How To Transcribe Documents with Transkribus –
-For training Handwritten Text Recognition technology
-For Scholarly Editions
Last update of this guide: 04/09/2020
Transkribus is a platform for the automated recognition, transcription and searching of historical documents, using Handwritten Text Recognition (HTR+) technology.
Transcripts generated with Transkribus can be:
- Used to train a neural network (“model”) which is capable of automatically recognising printed or handwritten documents
- Enriched and marked-up to serve as the basis for digital editions of documents.
This introduction enables you to either quickly create training data for the automated recognition of your specific documents or to create a transcription for a scholarly edition.
If you already have transcribed documents available and would like to use them as training data for HTR, please consult our HowToUseExisitingTranscriptions guide.
Download the Transkribus Expert Client, or make sure you are using the latest version:
Transkribus and the technology behind it are made available via the following projects and sites:
The Transkribus Platform is provided by the European Cooperative READ-COOP SCE.
Until June 2019 Transkribus was financed as part of the Horizon 2020 READ-project under grant agreement No. 674943.
This guide explains the process of transcribing documents in Transkribus.
These transcripts can be used:
- As training data for a Handwritten Text Recognition (HTR+) model which is capable of automatically transcribing your documents.
- As the basis for a digital scholarly edition.
There is a simple three-step process for transcribing a document in Transkribus:
Step 1: Uploading
- Upload your documents to the Transkribus platform
Step 2: Segmentation
- Run the automated segmentation tool to create baselines for your document.
Step 3: Transcription
- Transcribe the text in the segmented lines.
This form of simple transcription is sufficient for training HTR technology. Note: HTR can work on both handwritten and printed documents. The efficiency of a model will depend on the quality of the training material (your manual transcription), the quality of the images and on how neat or messy the writing is.
There are also advanced transcription options for those working on scholarly editions. You can adjust the reading order of the text, use historical characters, add tags and metadata, expand abbreviations and more.
Upload documents to Transkribus
- In order to be able to run the necessary tools on your documents they need to reside on the Transkribus server. This means that you need to upload them to Transkribus.
- Note: All collections and documents in Transkribus are private. Only users authorised by you are able to see your documents. They are not made available to the public.
- To upload click on the “Import Documents” button in the Main menu.
Figure 1 Upload files to your personal collection
- You have four options:
- Upload single document from a local folder:
- This option allows you to upload documents up to 500 MB
- In order to choose this option choose “Upload Single Document”

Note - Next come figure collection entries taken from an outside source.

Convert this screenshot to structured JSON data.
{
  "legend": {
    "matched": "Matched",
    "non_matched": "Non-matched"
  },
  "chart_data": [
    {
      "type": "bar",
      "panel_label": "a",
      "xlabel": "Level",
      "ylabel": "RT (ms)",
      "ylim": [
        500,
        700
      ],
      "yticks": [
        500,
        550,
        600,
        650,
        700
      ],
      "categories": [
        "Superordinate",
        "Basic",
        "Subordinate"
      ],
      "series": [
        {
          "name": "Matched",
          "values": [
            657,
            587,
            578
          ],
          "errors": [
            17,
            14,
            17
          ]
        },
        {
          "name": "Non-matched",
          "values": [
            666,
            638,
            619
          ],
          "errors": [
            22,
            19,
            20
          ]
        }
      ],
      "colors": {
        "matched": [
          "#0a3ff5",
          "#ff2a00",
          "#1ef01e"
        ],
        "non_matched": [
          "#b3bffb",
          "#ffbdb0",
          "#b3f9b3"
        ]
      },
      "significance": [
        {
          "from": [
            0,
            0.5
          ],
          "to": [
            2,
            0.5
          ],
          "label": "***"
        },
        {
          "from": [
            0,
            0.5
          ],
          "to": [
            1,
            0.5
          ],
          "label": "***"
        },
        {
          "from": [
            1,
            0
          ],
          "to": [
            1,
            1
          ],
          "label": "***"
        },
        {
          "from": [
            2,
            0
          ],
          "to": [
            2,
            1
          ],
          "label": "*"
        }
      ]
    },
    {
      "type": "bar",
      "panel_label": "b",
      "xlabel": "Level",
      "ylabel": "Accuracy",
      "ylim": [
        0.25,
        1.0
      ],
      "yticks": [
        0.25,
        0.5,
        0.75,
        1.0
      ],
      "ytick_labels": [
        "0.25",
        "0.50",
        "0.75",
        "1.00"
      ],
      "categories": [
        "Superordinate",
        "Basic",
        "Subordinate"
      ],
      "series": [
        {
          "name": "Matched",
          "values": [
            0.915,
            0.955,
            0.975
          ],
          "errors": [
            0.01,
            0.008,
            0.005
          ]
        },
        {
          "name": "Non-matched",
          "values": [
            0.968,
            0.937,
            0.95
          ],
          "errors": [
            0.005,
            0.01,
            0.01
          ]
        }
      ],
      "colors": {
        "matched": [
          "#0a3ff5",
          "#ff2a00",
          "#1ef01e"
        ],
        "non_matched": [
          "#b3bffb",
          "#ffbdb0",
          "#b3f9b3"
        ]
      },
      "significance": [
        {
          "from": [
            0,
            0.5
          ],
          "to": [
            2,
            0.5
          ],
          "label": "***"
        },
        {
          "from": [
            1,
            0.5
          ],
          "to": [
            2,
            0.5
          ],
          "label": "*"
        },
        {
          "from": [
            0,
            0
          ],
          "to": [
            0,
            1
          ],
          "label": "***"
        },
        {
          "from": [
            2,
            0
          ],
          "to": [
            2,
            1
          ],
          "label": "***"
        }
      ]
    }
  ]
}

- Please make that the files to be uploaded reside in an extra folder. When choosing the files for the upload you won’t be able to see the files in the folder. That is normal in this case. Just mark the folder and confirm with “OK”.
- Upload via FTP
- This is suitable if you want to upload several large documents
- You can upload image files, as well as PDF-documents with this option
- Upload via URL of DFG Viewer METS
- This allows you to upload documents directly from repositories which support the DFG (Deutsche Forschungsgemeinschaft – German Science Funds) Viewer
- Extract and upload images from PDF
Figure 2 Select “Upload single document” for documents up to 500 MB
- If you would like to add pages to an already existing document in Transkribus:
- Load the document, you would like to add pages to in Transkribus
- Open the document manager
- Select the document again by clicking on it’s name in the “Document Manager”-window
- Click on the green circle icon next to “Add new page(s)”

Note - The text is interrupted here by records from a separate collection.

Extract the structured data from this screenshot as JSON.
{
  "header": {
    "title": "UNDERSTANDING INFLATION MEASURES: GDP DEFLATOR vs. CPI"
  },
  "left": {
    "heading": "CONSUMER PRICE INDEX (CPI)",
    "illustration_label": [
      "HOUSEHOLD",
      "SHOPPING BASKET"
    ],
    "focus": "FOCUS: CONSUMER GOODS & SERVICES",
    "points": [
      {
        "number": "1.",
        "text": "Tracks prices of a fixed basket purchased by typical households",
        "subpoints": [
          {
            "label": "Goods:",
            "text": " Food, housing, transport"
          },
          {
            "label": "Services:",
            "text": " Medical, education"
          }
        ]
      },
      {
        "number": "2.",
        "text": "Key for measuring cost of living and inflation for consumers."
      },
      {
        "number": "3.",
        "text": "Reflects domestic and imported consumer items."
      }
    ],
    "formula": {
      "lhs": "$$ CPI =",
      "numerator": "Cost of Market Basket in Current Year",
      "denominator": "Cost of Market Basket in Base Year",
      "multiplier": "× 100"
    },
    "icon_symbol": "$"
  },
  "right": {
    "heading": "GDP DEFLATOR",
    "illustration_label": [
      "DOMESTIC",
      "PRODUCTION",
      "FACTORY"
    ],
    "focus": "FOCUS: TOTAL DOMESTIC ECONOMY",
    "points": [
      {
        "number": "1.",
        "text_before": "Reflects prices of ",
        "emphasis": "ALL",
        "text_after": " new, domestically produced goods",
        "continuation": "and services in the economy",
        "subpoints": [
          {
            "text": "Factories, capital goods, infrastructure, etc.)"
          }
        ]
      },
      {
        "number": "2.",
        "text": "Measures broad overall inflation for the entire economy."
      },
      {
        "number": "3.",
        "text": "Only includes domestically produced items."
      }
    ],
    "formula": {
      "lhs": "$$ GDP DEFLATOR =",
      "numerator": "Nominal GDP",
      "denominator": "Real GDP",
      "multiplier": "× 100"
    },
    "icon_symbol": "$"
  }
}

- Search and add the new pages via the directory
- If you would like to delete documents from your collection:
- Select the document in the collection overview within the “Server”-tab
- Click on the folder icon with the small red circle “Delete the selected documents from Transkribus”.

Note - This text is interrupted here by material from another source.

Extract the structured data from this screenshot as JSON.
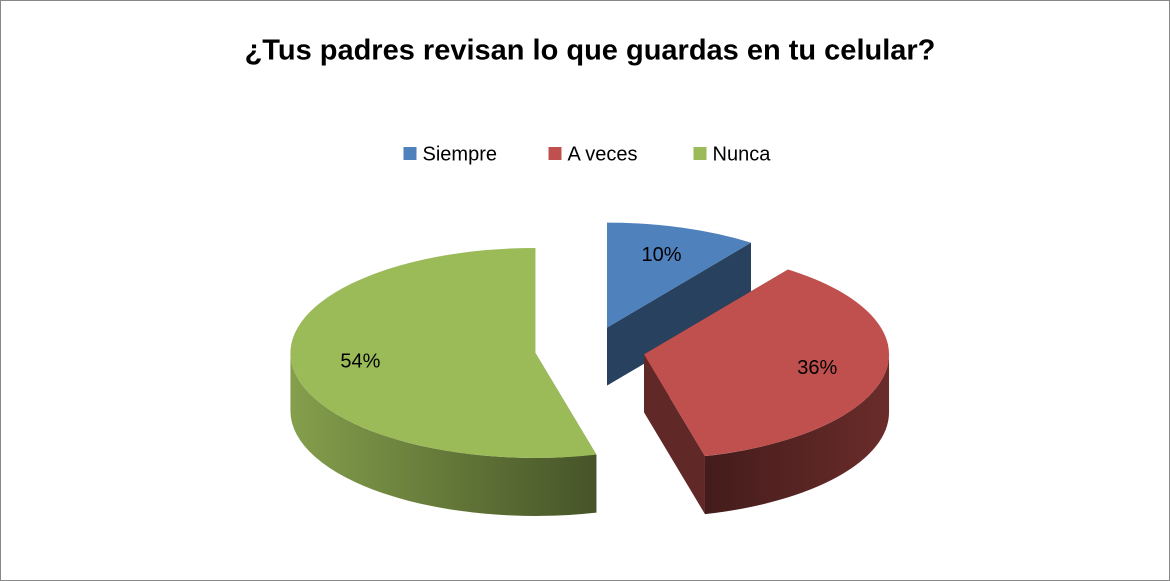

- The deleted document(s) will reside in the recicle bin (icon “contains deleted documents”) for two weeks. If you have deleted a document by mistake you can contact us (email@example.com) and we will be able to reactivate the document within these two weeks. After this, the document will be irreversibly deleted.
- Once you have uploaded your documents to Transkribus, you are ready to start segmentation.
- In order to transcribe your documents in Transkribus, they must be segmented into text regions, lines and baselines.
- For the HTR to work, the text and image need to be connected.
- Viewing profiles are available to help you with the tasks of segmentation and transcription.
- You can select between viewing profiles for “Segmentation” and “Transcription” by clicking the “Profiles” button in the Main menu.
- The “Segmentation” profile means that baselines are displayed in red, making it easier to spot any errors resulting from the automated segmentation process.
- The “Transcription” profile means that the Text Editor field will be displayed, allowing you to transcribe your document.
- Of course you can simply use the “default” profile to perform either task.
Figure 3 Viewing profiles for segmentation and transcription tasks
Automatically detect text regions, lines and baselines
- Select the “Segmentation” viewing profile from the Main menu.
- Select the “Tools” tab on the left side of the screen and go to the “Layout Analysis” section.
- Under “Method:” select “CITlab Advanced” (already preselected).
- Select if you would like to run the layout analysis only for the current page, for distinct pages, or for the whole document.
- Make sure “Find Text Regions” is selected.
- Click the “Run” button.
Figure 4 Perform automated segmentation in the “Tools” tab
- If you would like to draw the text regions by hand and then search for the baselines in these regions, untick the “Find Text Regions”-option before starting the layout analysis. How to draw text regions is explained further down in the text.
Correcting the results of automated segmentation
- Note: if you are training a HTR model, the position of text regions does not need to be completely exact and the reading order of the text is not relevant.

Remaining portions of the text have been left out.